La situación de nuestros empresarios sería muy rara, porque parece que de repente los afectó esta terrible enfermedad. Cuando estaban sanos (con Lagos o Bachelet I), ellos invertían tranquilamente. Sin embargo, de repente se pusieron ideológicos y pesimistas. Probablemente, no entendieron las reformas de Bachelet II, ni la benéfica influencia del Partido Comunista en la Nueva Mayoría. Tampoco fueron capaces de advertir que el modelo económico del programa del FA solo apuntaba a ese 30% de incondicionales, no era para que ellos se asustaran; ni supieron apreciar los efectos positivos que traería el “meterle inestabilidad al sistema”, como declaraba un alto dirigente frenteamplista.

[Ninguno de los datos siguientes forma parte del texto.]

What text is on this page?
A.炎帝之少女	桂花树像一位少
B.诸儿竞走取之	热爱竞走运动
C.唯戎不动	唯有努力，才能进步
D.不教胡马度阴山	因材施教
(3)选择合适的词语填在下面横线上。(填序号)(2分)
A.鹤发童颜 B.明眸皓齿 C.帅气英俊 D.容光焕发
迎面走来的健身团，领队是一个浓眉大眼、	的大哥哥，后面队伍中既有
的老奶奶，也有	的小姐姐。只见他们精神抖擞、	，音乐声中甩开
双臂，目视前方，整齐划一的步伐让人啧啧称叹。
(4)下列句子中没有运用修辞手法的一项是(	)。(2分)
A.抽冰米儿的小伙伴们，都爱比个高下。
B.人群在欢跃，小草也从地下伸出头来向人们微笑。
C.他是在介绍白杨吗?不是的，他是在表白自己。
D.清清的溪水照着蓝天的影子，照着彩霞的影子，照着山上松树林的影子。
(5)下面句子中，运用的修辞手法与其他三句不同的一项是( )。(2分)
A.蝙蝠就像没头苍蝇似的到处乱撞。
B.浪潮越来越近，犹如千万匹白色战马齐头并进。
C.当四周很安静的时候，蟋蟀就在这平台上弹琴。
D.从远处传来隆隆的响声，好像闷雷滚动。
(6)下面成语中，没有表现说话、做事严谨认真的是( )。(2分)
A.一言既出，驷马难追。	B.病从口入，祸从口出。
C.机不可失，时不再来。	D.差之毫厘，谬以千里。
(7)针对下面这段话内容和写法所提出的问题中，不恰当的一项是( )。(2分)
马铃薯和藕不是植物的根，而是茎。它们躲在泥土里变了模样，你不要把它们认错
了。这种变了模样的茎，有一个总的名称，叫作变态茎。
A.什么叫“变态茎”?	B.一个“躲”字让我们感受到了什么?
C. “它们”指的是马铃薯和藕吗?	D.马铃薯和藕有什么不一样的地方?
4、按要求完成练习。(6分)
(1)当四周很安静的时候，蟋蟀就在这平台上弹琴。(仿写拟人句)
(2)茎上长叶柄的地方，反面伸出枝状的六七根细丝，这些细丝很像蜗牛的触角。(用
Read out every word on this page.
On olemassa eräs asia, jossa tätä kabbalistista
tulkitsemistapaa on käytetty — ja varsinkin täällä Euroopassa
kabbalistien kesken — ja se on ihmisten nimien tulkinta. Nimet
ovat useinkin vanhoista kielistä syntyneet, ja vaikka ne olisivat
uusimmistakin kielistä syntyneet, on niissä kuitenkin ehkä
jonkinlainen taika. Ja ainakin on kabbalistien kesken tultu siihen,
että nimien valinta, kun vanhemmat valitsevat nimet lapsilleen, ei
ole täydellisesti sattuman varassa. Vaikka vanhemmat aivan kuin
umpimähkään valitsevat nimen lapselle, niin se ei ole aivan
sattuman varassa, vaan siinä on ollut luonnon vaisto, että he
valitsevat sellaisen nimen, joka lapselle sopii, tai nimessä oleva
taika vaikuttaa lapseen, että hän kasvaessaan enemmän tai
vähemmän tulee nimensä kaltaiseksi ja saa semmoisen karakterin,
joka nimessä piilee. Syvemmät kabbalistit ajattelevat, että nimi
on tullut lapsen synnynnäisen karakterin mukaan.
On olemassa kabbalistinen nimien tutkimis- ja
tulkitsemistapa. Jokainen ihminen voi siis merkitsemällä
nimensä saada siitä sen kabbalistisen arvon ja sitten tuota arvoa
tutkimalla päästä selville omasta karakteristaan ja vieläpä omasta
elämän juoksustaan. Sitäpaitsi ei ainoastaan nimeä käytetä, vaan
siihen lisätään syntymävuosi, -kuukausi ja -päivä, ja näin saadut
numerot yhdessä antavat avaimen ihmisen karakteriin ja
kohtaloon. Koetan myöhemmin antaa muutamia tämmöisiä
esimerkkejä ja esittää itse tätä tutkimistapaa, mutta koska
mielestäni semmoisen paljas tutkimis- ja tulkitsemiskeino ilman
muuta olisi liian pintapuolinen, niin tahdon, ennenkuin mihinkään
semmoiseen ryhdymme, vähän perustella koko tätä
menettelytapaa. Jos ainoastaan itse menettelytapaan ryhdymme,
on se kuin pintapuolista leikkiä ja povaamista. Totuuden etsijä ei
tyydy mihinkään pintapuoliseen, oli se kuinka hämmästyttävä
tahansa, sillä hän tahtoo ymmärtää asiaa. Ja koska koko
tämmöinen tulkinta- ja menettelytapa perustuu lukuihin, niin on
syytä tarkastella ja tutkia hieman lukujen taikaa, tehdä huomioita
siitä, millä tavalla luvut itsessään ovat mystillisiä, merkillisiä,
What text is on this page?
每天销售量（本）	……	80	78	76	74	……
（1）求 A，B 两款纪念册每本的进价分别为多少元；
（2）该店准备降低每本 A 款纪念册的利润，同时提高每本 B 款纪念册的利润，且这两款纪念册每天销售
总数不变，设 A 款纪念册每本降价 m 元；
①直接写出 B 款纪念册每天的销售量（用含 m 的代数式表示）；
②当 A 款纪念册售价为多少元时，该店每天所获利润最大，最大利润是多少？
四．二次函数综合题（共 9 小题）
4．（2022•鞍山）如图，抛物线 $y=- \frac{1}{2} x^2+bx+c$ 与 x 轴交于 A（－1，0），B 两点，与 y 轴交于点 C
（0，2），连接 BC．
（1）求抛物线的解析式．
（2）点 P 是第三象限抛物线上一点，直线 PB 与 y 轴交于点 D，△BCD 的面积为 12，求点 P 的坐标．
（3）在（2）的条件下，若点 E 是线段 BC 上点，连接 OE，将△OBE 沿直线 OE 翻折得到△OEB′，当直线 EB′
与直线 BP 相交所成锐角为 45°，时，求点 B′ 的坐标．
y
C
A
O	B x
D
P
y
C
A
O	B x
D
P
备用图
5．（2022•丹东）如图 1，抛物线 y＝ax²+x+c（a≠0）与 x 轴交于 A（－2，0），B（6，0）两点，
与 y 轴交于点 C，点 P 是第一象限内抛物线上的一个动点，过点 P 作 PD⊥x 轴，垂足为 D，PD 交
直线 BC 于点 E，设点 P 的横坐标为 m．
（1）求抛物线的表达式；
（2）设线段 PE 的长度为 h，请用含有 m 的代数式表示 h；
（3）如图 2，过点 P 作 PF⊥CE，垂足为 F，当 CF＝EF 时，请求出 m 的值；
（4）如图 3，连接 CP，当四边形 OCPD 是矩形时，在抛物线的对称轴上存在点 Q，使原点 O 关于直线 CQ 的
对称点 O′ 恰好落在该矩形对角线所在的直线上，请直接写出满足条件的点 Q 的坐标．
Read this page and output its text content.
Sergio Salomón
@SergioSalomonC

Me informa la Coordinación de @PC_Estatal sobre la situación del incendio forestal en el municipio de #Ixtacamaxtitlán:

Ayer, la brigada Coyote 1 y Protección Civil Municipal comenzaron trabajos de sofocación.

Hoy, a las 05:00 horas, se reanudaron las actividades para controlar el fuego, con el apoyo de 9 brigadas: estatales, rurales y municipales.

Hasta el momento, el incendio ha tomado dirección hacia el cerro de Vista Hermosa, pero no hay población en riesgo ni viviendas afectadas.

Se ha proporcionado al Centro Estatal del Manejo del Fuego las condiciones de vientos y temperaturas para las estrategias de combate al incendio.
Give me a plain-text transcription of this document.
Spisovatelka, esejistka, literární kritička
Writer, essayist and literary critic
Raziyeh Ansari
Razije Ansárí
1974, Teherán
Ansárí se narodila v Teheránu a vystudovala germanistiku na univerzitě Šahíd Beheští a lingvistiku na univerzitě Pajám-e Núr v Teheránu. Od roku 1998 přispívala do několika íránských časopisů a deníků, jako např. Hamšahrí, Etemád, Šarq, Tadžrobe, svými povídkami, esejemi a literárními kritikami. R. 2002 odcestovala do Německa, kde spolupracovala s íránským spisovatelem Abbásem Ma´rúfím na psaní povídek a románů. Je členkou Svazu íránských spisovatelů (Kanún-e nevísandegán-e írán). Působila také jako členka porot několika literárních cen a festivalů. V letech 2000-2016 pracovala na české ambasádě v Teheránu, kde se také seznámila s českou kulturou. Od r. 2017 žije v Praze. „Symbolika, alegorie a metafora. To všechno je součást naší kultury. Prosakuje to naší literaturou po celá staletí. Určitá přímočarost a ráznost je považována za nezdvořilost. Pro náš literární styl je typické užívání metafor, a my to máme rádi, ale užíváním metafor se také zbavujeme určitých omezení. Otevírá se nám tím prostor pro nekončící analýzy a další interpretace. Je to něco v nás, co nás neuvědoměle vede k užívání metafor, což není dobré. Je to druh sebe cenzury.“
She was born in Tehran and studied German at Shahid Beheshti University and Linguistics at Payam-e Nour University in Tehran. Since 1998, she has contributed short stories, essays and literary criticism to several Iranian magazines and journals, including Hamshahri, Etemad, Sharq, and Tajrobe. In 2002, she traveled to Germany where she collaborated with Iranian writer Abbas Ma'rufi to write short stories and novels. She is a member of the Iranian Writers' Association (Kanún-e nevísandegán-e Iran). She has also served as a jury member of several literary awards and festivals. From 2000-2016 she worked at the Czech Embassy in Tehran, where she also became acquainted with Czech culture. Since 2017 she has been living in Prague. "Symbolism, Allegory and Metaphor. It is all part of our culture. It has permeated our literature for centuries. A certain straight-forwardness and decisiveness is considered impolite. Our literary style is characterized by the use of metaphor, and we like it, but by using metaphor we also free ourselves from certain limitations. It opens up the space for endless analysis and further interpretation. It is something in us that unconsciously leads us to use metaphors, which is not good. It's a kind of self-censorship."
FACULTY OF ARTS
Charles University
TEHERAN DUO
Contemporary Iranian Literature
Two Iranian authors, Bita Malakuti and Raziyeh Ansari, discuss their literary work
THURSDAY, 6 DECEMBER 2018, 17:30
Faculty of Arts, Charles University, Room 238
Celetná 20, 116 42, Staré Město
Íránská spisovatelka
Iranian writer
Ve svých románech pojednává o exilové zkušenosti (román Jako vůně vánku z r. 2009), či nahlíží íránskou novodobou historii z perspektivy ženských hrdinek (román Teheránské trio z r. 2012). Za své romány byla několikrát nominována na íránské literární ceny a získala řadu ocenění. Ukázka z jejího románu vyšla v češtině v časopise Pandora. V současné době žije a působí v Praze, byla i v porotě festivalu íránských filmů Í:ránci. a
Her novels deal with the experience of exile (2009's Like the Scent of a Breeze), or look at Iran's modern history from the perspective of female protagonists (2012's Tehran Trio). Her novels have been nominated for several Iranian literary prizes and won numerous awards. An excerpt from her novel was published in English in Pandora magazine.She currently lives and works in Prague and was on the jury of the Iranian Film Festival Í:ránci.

Todo esto es, ciertamente, posible: cabe que nuestros empresarios no entiendan nada. Pero también puede ser que el universo frenteamplista/PC tenga una incapacidad radical para comprender el mundo de la empresa. Quizá miran con benevolencia al emprendedor. Sin embargo, cuando tiene éxito y se convierte en empresario la cosa cambia y su figura adquiere caracteres malignos.

¿A qué se debe su visceral desconfianza en la empresa privada? Las razones son variadas, y algunas tan pedestres como el hecho de que muy pocos frenteamplistas o comunistas han trabajado en una empresa o han creado una. Lo suyo son las asesorías y los cargos en el aparato estatal. Nunca han tenido la angustia de conseguir créditos para invertir, obtener un permiso del que depende el inicio de un proyecto que ha supuesto noches de desvelo, o el simple hecho de tener que pagar los sueldos a fin de mes cuando el negocio ha estado difícil.

No se puede querer lo que no se conoce: es improbable que los frenteamplistas puedan llegar a apreciar a las empresas, particularmente a las grandes.

Por otra parte, tampoco ayudan las variopintas filosofías que están detrás del proyecto de la nueva izquierda. Para ellas, estas relaciones humanas necesariamente esconden oscuros intereses de dominación. Conciben la vida en una empresa como un juego de suma cero, donde uno gana porque otro pierde, o en la medida en que el otro pierde.

Por supuesto que existen empresas de este tipo, pues ninguna organización humana, incluido el Estado, es inmune a los abusos, la prepotencia o la arbitrariedad. Pero ¿es esta la necesaria estructura de toda empresa?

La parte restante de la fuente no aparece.